En este contexto de optimismo, Stiglitz ve en la reforma educativa el factor fundamental para impulsar el crecimiento económico, aunque los resultados se verán en el mediano y largo plazo. Con esta reforma, no sólo vendría una economía más competitiva y diversificada, sino que seguramente una mayor equidad en la distribución de la riqueza al facilitar el acceso de la gente a los mejores empleos. Sin embargo, no es la primera vez que se habla del problema educativo como ancla de la economía, pues aunque abundan los diagnósticos y son conocidas las soluciones, el problema sigue vigente y los buenos resultados en espera.
Detrás del optimismo por la diversificación y de la urgente necesidad de reducir la desigualdad social, hay una serie de trabas y anclas que frenan, limitan y hasta escamotean las buenas intenciones. La informalidad, la burocracia, la corrupción, la inseguridad y la poca transparencia han levantado un muro que parece una frontera entre lo que esperamos mejorar con los esfuerzos económicos y lo que realmente resulta. Como si todas las iniciativas, las reformas o los cambios tuvieran en ese muro su límite, la gran pregunta que deberíamos hacernos es cómo lograr romper con los impedimentos para posicionar ideas y cambiar realidades.
La reinvención de la economía no es sólo una necesidad postergada sino que es una urgencia para atender las desigualdades sociales, para revertir los oprobiosos niveles de pobreza y para pensar en que -¿ahora sí?- los buenos resultados serán equitativos para la gente y no un monopolio de algunos grupos.

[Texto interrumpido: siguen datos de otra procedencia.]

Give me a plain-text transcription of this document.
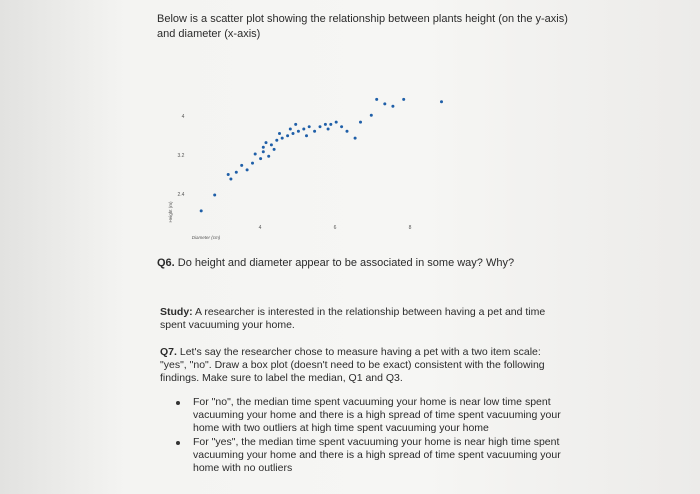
Below is a scatter plot showing the relationship between plants height (on the y-axis) and diameter (x-axis)
4
3.2
2.4
Height (m)
Diameter (cm)
4	6	8
Q6. Do height and diameter appear to be associated in some way? Why?
Study: A researcher is interested in the relationship between having a pet and time spent vacuuming your home.
Q7. Let's say the researcher chose to measure having a pet with a two item scale: "yes", "no". Draw a box plot (doesn't need to be exact) consistent with the following findings. Make sure to label the median, Q1 and Q3.
For "no", the median time spent vacuuming your home is near low time spent vacuuming your home and there is a high spread of time spent vacuuming your home with two outliers at high time spent vacuuming your home
For "yes", the median time spent vacuuming your home is near high time spent vacuuming your home and there is a high spread of time spent vacuuming your home with no outliers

Y aunque el optimismo de Stiglitz resulte esperanzador, no hay que olvidar que los latinoamericanos somos expertos en sepultar teorías, por lo que no basta con trazar el rumbo y pensar en el destino, sino que hay que prestar especial atención a los obstáculos del camino.
Romper con la dependencia del petróleo y buscar una economía más diversa y dinámica es una buena señal. Ahora el reto es construir opciones que contribuyan a reducir la pobreza, tener mejores empleos y distribuir en forma más justa la riqueza. Si vemos a los países que progresan, podemos pensar en la economía del conocimiento, la innovación, la calidad educativa, la tecnología o la ciencia. Lo cierto es que hay que reinventar lo económico en busca de resultados para la gente y no sólo para el poder o los poderosos de turno.